В избу постучали, и Сережа вздрогнул, будто его резко разбудили. Не успели они ответить, как дверь открылась, и в комнату вошла женщина в драном тулупе. Бросила на пол три замороженных полена, с довоенными клеймами.
– От Красного креста. Каждому двору полагается, – безучастно сказала она.
Старик посмотрел на окоченевшие, тощие до боли брусочки.
– Вроде по пять на двор полагается? – сказал он.
– Полагается, – повторила женщина и вышла вон, зло захлопнув дверь.

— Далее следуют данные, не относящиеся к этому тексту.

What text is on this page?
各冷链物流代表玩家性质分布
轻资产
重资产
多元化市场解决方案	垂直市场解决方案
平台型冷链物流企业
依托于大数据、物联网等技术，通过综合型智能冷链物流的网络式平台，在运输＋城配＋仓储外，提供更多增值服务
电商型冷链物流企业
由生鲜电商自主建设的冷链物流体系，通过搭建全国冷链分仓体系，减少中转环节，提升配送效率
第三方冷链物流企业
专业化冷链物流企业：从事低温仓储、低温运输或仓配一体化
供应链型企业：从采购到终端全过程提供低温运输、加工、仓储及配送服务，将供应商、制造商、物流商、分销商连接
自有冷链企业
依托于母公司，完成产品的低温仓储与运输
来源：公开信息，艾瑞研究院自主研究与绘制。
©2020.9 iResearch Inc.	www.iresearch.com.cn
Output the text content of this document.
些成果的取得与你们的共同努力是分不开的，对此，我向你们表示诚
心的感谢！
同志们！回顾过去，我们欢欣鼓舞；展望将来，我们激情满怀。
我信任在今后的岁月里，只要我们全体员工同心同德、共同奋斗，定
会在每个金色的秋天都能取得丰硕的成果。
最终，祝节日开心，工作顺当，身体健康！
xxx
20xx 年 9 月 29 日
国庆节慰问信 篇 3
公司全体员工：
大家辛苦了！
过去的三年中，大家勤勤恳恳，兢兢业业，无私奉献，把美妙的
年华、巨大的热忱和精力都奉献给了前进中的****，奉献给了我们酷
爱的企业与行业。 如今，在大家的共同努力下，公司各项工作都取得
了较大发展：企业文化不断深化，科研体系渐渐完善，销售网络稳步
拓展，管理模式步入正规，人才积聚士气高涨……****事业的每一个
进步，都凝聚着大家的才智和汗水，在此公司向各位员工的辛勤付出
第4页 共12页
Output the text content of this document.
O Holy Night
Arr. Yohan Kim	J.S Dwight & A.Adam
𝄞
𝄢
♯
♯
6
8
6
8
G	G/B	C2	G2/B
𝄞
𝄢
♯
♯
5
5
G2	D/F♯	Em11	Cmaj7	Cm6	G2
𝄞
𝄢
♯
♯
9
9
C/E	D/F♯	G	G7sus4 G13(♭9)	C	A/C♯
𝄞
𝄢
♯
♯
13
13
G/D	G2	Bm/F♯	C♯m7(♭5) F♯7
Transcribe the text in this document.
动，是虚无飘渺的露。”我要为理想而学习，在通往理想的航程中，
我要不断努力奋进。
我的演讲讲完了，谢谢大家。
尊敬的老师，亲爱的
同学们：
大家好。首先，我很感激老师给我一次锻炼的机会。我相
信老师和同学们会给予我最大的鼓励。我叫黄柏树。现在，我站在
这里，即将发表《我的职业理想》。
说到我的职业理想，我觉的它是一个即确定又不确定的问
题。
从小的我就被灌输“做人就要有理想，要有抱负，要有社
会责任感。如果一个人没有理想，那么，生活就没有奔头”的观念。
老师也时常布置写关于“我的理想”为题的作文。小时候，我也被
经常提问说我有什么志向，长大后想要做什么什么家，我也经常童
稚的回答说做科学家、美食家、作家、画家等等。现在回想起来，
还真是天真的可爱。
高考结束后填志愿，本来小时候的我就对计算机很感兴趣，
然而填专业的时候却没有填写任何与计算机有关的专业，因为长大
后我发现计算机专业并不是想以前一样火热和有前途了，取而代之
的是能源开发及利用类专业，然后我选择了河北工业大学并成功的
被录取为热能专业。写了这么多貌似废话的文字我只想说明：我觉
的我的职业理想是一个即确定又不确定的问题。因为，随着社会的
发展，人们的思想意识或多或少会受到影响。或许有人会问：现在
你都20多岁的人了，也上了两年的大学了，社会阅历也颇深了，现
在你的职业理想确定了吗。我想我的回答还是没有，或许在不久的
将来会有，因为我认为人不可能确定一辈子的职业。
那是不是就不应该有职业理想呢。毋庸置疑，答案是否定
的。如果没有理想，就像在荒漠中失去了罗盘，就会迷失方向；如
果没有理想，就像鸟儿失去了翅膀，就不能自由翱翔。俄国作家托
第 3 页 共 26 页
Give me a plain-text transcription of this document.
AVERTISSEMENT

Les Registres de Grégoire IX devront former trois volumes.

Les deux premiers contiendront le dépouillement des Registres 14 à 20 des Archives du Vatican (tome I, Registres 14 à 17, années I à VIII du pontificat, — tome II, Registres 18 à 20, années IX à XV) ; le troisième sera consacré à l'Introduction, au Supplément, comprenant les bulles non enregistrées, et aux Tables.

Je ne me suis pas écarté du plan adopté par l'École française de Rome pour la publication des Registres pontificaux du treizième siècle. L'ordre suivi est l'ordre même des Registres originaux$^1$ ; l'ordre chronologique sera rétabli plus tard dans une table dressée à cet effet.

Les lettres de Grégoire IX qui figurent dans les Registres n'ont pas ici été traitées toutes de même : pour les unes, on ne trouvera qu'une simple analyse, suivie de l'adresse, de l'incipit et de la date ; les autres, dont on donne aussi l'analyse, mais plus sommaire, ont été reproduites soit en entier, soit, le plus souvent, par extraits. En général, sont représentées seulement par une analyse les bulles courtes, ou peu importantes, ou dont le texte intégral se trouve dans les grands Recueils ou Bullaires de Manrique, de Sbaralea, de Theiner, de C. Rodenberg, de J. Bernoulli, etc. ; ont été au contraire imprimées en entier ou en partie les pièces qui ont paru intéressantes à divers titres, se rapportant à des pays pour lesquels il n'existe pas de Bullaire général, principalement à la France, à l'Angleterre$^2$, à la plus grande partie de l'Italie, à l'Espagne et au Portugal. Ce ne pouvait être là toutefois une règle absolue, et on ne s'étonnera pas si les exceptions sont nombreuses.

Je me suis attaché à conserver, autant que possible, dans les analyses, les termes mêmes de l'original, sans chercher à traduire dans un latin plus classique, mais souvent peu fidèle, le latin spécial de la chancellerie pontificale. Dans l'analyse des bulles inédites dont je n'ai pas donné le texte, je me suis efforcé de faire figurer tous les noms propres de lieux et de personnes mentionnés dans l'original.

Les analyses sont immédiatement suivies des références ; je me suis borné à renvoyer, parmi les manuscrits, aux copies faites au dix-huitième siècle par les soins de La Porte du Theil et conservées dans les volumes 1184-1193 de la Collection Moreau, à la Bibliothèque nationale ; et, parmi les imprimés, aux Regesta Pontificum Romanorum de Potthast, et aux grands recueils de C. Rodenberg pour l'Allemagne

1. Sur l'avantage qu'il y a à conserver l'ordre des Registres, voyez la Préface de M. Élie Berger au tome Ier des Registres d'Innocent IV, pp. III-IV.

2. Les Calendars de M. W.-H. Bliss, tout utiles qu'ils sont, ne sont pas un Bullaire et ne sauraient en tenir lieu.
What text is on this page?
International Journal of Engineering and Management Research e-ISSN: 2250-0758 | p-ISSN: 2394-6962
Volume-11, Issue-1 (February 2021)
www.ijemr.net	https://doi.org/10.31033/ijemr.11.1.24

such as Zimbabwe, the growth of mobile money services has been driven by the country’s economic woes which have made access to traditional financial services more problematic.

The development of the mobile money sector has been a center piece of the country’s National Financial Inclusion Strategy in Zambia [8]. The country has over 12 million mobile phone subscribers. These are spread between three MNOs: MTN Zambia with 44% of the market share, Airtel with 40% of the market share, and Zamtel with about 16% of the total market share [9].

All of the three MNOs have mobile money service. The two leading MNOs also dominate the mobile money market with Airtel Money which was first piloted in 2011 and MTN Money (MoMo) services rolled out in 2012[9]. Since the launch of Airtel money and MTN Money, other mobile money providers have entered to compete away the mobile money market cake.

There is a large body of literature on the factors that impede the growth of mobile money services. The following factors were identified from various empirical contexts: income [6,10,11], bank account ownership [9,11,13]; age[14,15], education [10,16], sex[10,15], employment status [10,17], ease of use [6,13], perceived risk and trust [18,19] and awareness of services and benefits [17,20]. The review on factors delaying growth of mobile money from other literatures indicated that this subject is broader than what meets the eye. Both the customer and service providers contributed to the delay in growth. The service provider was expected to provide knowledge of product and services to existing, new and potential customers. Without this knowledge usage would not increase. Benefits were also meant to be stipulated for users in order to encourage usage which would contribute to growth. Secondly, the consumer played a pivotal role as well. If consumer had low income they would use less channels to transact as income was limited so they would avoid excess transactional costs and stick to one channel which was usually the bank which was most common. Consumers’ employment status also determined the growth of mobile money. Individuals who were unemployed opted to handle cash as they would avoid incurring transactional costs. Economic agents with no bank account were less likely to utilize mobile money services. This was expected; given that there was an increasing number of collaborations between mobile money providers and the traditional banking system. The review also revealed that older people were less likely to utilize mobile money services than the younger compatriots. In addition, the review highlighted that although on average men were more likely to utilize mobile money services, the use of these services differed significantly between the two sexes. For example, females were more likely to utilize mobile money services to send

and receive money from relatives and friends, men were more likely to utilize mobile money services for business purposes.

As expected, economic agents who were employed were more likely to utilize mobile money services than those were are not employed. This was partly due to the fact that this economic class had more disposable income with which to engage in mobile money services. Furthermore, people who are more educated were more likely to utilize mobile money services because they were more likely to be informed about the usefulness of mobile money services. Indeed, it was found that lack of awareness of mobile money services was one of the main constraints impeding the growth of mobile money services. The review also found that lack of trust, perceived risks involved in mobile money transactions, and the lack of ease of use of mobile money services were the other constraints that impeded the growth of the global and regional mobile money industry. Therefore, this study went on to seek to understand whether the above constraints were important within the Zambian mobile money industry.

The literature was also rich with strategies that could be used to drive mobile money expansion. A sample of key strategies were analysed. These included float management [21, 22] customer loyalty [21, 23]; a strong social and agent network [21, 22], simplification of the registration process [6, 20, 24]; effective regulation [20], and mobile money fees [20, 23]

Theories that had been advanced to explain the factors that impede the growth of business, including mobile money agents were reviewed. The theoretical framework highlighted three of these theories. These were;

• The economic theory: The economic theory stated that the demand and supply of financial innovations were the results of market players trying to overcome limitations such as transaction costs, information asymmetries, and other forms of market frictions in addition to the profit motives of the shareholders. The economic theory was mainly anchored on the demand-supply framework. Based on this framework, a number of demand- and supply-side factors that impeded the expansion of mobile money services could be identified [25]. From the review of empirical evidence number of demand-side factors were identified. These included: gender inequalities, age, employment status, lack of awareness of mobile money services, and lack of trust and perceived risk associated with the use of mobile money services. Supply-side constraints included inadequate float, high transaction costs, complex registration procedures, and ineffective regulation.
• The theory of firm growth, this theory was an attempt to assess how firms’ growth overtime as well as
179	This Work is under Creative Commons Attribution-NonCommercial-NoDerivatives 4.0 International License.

– Ничего не меняется, Сереж, – сказал дед и стал дальше выковыривать дерево из игрушки. – Я не сразу понял, чего это Ксенька веселая такая и чего выплясывает все. Потом его только заметил. Он шел по другую сторону улицы. Черный весь такой, носатый, точно европеец. Не дорогобужец, пришлый. Но держался так, будто всю жизнь тут прожил, да еще и в двухэтажной палате. Уверенная такая улыбка, даже ухмылка. Нехорошо он как-то на Ксеньку смотрел, а ей, видно, нравился тот взгляд. Но уже на площади я его потерял. Людей много было. Со всеми надо было поздороваться, пожелать здоровья, победы и поцеловаться. А все еще и с детьми. В общем, галдела площадь. И так мы шли к мосту толпой, а я все за ее ножками следил, чтобы не затерялись среди тысячи других.
На мосту уже тоже было немало народу. По центру, как всегда, стояла трибуна, и судья уже что-то громко рассказывал. Мы подошли ближе, уперлись в спины, и тут я Ксеньку и потерял.
«Тихо!» – крикнул судья. «Тихо!» – крикнули стражи, и в одно мгновенье повисла такая тишина, что под толпою слышно стало Днепр, а над толпою – насекомых.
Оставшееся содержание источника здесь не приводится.